The Telangana apple, as it is called, has been flooding the Hyderabad markets for the past two years. It is currently being viewed as exclusive because of its price: $100-120 per kg.
Reddy started managing his family farm when it went dry. Said Reddy, “During the seven-year rule of Chandrababu Naidu, there were no rains at all. All bore wells had failed and I was wondering what to do.” He quit the job of a sub-inspector in the police and turned to farming as he could not handle rampant corruption.
Reddy then shifted to New Zealand where he worked at a farm. “New Zealand is famous for its fruits, meat and dairy,” he said. But his heart was in India. In October 2004, he returned home and travelled to Maharashtra and Karnataka to study the farming methods there. He came back and planted pomegranate on ten acres and used pipelines and sprinklers for watering. But, the shortage of water and power meant all plants were not getting watered evenly.

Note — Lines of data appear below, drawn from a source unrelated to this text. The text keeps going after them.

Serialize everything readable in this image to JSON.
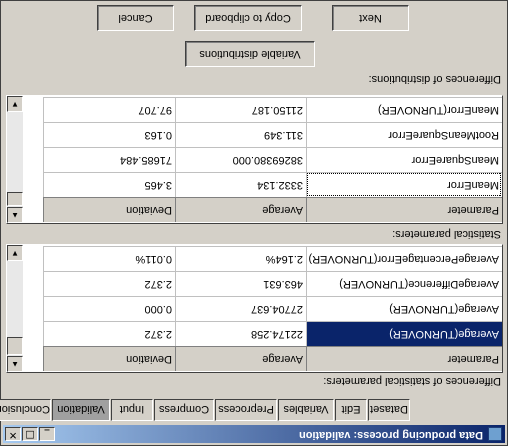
{
  "title_bar": {
    "title": "Data producing process: validation",
    "minimize": "_",
    "maximize": "□",
    "close": "✕",
    "icon": "app-icon"
  },
  "tabs": [
    "Dataset",
    "Edit",
    "Variables",
    "Preprocess",
    "Compress",
    "Input",
    "Validation",
    "Conclusion"
  ],
  "active_tab": "Validation",
  "stat_section": {
    "label": "Differences of statistical parameters:",
    "headers": [
      "Parameter",
      "Average",
      "Deviation"
    ],
    "rows": [
      [
        "Average(TURNOVER)",
        "22174.258",
        "2.372"
      ],
      [
        "Average(TURNOVER)",
        "27704.637",
        "0.000"
      ],
      [
        "AverageDifference(TURNOVER)",
        "463.631",
        "2.372"
      ],
      [
        "AveragePercentageError(TURNOVER)",
        "2.164%",
        "0.011%"
      ]
    ],
    "footer_label": "Statistical parameters:"
  },
  "dist_section": {
    "label": "Differences of distributions:",
    "headers": [
      "Parameter",
      "Average",
      "Deviation"
    ],
    "rows": [
      [
        "MeanError",
        "3332.134",
        "3.465"
      ],
      [
        "MeanSquareError",
        "38269380.000",
        "71685.484"
      ],
      [
        "RootMeanSquareError",
        "311.349",
        "0.163"
      ],
      [
        "MeanError(TURNOVER)",
        "21150.187",
        "97.707"
      ]
    ]
  },
  "buttons": {
    "variable_distributions": "Variable distributions",
    "cancel": "Cancel",
    "copy": "Copy to clipboard",
    "next": "Next"
  },
  "scroll_arrows": {
    "up": "▲",
    "down": "▼"
  }
}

Reddy started drawing the available water from the two bore wells into the pond and planted pomegranate in 2005. “What matters in desert culture is water management,” said Reddy. “Plants should be watered regularly, keeping the pipes well anchored. This I learnt in New Zealand.”
Reddy got one crop per year for 10 years; he started getting close to 50kg per acre from the fifth year. He had 6,700 pomegranate trees on 18 acres till 2014, after which they became weak. “So it was time to sow something else and I was looking for a good fruit for these weather conditions,” said Reddy.
Reddy travelled to Thailand to study the crops and water management system there. He finally zeroed in on the apple ber and the rambuttan, which bear plenty with little water.
Reddy’s apple ber is the imported crossbreed of green apple and jujube. He got 80 graftings from Thailand and 1,200 from Bangladesh, which, apparently, is the actual marketing route from Thailand.
Reddy planted apple ber towards the end of 2013. The plant took six months to flower after sowing and a further three and a half months for harvest. In the first year, Reddy harvested about 15kg per tree and with good care of the plants, he got 100kg per tree.
Said Reddy, “If you want to prolong the season, prune the tree and allow it to grow for nine months. This could yield anywhere between 300kg and 400kg per tree. And, for quality and even size of the fruit, trimming is necessary.”
Reddy’s apple ber weighs anywhere between 90gm and 130gm each; some fruits weighed up to 170gm. These are green, and Reddy is going to experiment with the red coloured ber next year. Pest attacks on Telangana apples are almost nil. “This tree can last for 100 years and will still yield fruit,” said Reddy.
The Telangana government is ready to give $14,000 subsidy for one hectare of apple ber cultivation with a total cost of $35,000. “The government must encourage the farmers in dry areas to focus on horticulture. If so, farmers will never suffer and commit suicide,” said Reddy.